DR. O’REILLY: The area of targeted treatment in pancreatic cancer is one that has had a long tradition but not one with a huge amount of success. There is actually one approved targeted treatment, erlotinib, but the clinical significance and the value of that has been hotly debated in the field—having said that, an area that has been emphasized is the whole tumor microenvironment, as well as the interaction of the tumor and the stroma, and the coexistence of the two in pancreas cancer. A number of ongoing and recent approaches have targeted this area in pancreatic cancer. For example, some of the immune therapies that we touched on, that’s partly how some of those agents are thought to work, by targeting the microenvironment.

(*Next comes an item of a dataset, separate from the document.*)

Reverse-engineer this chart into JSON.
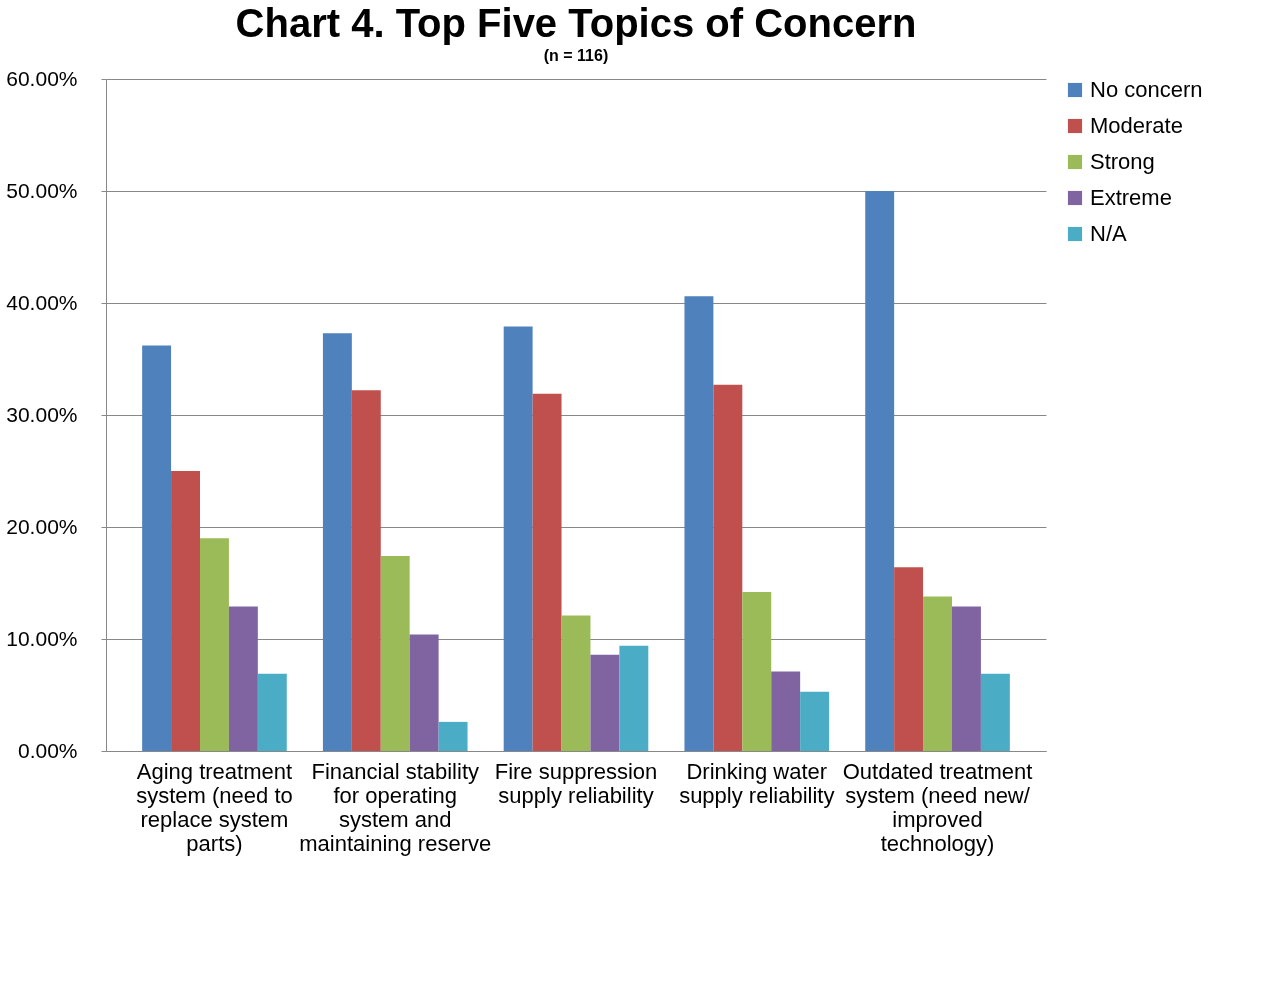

But other approaches include pegylated PH20, which is a hyaluronidase, a degradation agent that has shown some activity, both preclinically and in an early phase Ib trial, and is now being tested in combination with gemcitabine and nab-paclitaxel, and will also be looked at in combination with FOLFIRINOX. That is an interesting area for which there is potential promise. Another area of research is Hedgehog inhibition. Despite some strong preclinical rationale and support, the translation of that area of targeting to the clinic has been disappointing. A series of randomized phase II trials have matured, and have not shown utility and have even suggested that there may be a negative impact. That research is going back to the preclinical setting to better understand what’s been observed clinically.
One area that we are really interested in are the patients with BRCA mutations, which are present in a small subset of people with pancreatic cancer, where there may be susceptibility to DNA-damaging agents and where PARP inhibitors are being experimentally implemented. That is probably about 5% to 7% of pancreatic cancers, but certainly in that subgroup, a possibility of more directed tumor-targeting. A very small number of pancreatic cancer patients will have HER2 or BRAF mutations, where known agents for those molecular targets are available and may have potential value.
CANCER NETWORK: Thank you so much for joining us today, Dr. O’Reilly.
DR. O’REILLY: You are very welcome. Thank you.